NRC tried to do an honest ranking of PhD programs, taking into account ranges of weights and errors… and what they ended up with frustrated the public who wanted a simple ranking. The NRC rankings gave a range of rankings. For example, a school might have program X ranked in the range 4-28. To the public, that seems absurd that a program might be ranked #4 or #28… but the reality is, it really is hard to tell the difference between similarly ranked programs (well, if you are being honest).

So carry on… but just know that you are just fooling yourself if you think you can measure academic programs in an objective, precise way. It can’t be done. The best you can hope for is very approximate groupings of roughly similarly quality schools. The rest is just measuring how many angels can dance on the head of a pin.

^^How can anyone claim that the US News measures of either reputation or departments are not subjective. Just stating a fact…about what is subjective.

^Very approximate groupings are in fact the best we can do. Should we not do “the best we can do”? I laud the NRC for at least avoiding ordinal rankings. But in the end, they did not reach a more definitive assessment, although they did add confirmation that HYPS/MIT/UCB and a few other schools widely recognized for being excellent are (probably…in fact) excellent.

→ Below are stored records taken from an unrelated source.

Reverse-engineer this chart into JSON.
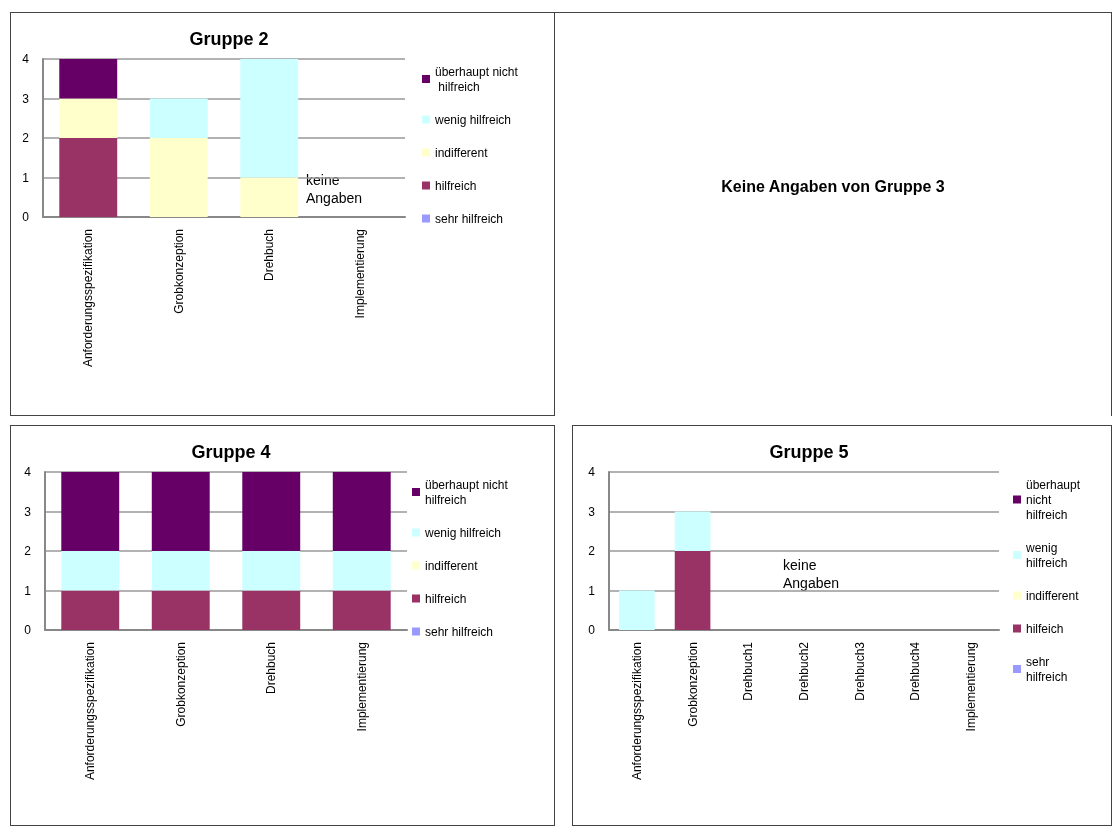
{
  "chart_data": [
    {
      "type": "bar",
      "title": "Gruppe 2",
      "categories": [
        "Anforderungsspezifikation",
        "Grobkonzeption",
        "Drehbuch",
        "Implementierung"
      ],
      "stacked": true,
      "ylim": [
        0,
        4
      ],
      "yticks": [
        0,
        1,
        2,
        3,
        4
      ],
      "grid": "y",
      "legend": "right",
      "annotations": [
        "keine Angaben"
      ],
      "series": [
        {
          "name": "sehr hilfreich",
          "color": "#9999ff",
          "values": [
            0,
            0,
            0,
            null
          ]
        },
        {
          "name": "hilfreich",
          "color": "#993366",
          "values": [
            2,
            0,
            0,
            null
          ]
        },
        {
          "name": "indifferent",
          "color": "#ffffcc",
          "values": [
            1,
            2,
            1,
            null
          ]
        },
        {
          "name": "wenig hilfreich",
          "color": "#ccffff",
          "values": [
            0,
            1,
            3,
            null
          ]
        },
        {
          "name": "überhaupt nicht hilfreich",
          "color": "#660066",
          "values": [
            1,
            0,
            0,
            null
          ]
        }
      ]
    },
    {
      "type": "other",
      "title": "Keine Angaben von Gruppe 3"
    },
    {
      "type": "bar",
      "title": "Gruppe 4",
      "categories": [
        "Anforderungsspezifikation",
        "Grobkonzeption",
        "Drehbuch",
        "Implementierung"
      ],
      "stacked": true,
      "ylim": [
        0,
        4
      ],
      "yticks": [
        0,
        1,
        2,
        3,
        4
      ],
      "grid": "y",
      "legend": "right",
      "series": [
        {
          "name": "sehr hilfreich",
          "color": "#9999ff",
          "values": [
            0,
            0,
            0,
            0
          ]
        },
        {
          "name": "hilfreich",
          "color": "#993366",
          "values": [
            1,
            1,
            1,
            1
          ]
        },
        {
          "name": "indifferent",
          "color": "#ffffcc",
          "values": [
            0,
            0,
            0,
            0
          ]
        },
        {
          "name": "wenig hilfreich",
          "color": "#ccffff",
          "values": [
            1,
            1,
            1,
            1
          ]
        },
        {
          "name": "überhaupt nicht hilfreich",
          "color": "#660066",
          "values": [
            2,
            2,
            2,
            2
          ]
        }
      ]
    },
    {
      "type": "bar",
      "title": "Gruppe 5",
      "categories": [
        "Anforderungsspezifikation",
        "Grobkonzeption",
        "Drehbuch1",
        "Drehbuch2",
        "Drehbuch3",
        "Drehbuch4",
        "Implementierung"
      ],
      "stacked": true,
      "ylim": [
        0,
        4
      ],
      "yticks": [
        0,
        1,
        2,
        3,
        4
      ],
      "grid": "y",
      "legend": "right",
      "annotations": [
        "keine Angaben"
      ],
      "series": [
        {
          "name": "sehr hilfreich",
          "color": "#9999ff",
          "values": [
            0,
            0,
            null,
            null,
            null,
            null,
            null
          ]
        },
        {
          "name": "hilfeich",
          "color": "#993366",
          "values": [
            0,
            2,
            null,
            null,
            null,
            null,
            null
          ]
        },
        {
          "name": "indifferent",
          "color": "#ffffcc",
          "values": [
            0,
            0,
            null,
            null,
            null,
            null,
            null
          ]
        },
        {
          "name": "wenig hilfreich",
          "color": "#ccffff",
          "values": [
            1,
            1,
            null,
            null,
            null,
            null,
            null
          ]
        },
        {
          "name": "überhaupt nicht hilfreich",
          "color": "#660066",
          "values": [
            0,
            0,
            null,
            null,
            null,
            null,
            null
          ]
        }
      ]
    }
  ]
}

As for the rest, the NRC rankings don’t add much clarity, and they are far too out of date now.

The most recent NRC rankings came out in 2010. That is not “far too out of date.” The quality of academic programs do not change appreciably on a year-to-year basis… more like a decade-to-decade basis.

Well, no—it’s that you offered an explicitly subjective judgment of your preferred rankings as less subjective. I would have thought that a claim of non- (or at least minimal) subjectivity would be based in something more objective.

While it is true, as I noted previously, that some universities and most of their academic departments will hold up over time and across various “measures,” it is also true that a lot of the NRC rankings are based on snapshots of research, and that research is itself only a partial sample. Please see http://leiterreports.typepad.com/blog/2010/09/a-quick-guide-to-the-new-national-research-council-rankings.html–and note that he refers to the USC philosophy department making rapid improvement over a decade. Well, the NRC data is a decade old, even if the report itself wasn’t issued until 4 years after the data was crunched.

The NRC rankings came out in 2010, but they collected the data in 2005-2006.

It literally took a team of people about 5 years and $4 million to create the ranking, yet they were still not completely satisfied with the result.

I have attached a summary article so you can draw your own conclusions, but I am of the opinion that a single, definitive ranking is neither possible nor interesting - even at the department level, never mind at the university level.

I do find the NRC database useful though (as long as it is used with care, due to its age) and I like the concept of the user interface program that Phds.org provides. The interface gives the user the ability to change the weighting scheme to match their own priorities as well as probe the database and perform sensitivity analyses. It would be nice to have such an interface for the CDC database.

Here are some examples of good, specialized Phd programs that are not widely known outside of Massachusetts that are revealed by the high level of granularity of the NRC database.

Clark is a really tiny university (better thought of as a LAC with a small number of small Phd programs), but a world class geography program that few know about.

http://phds.org/rankings/geography

Tufts is a small university that has a world class nutrition program that few know about, because it is traditionally aggregated with agricultural sciences rather than health/life sciences.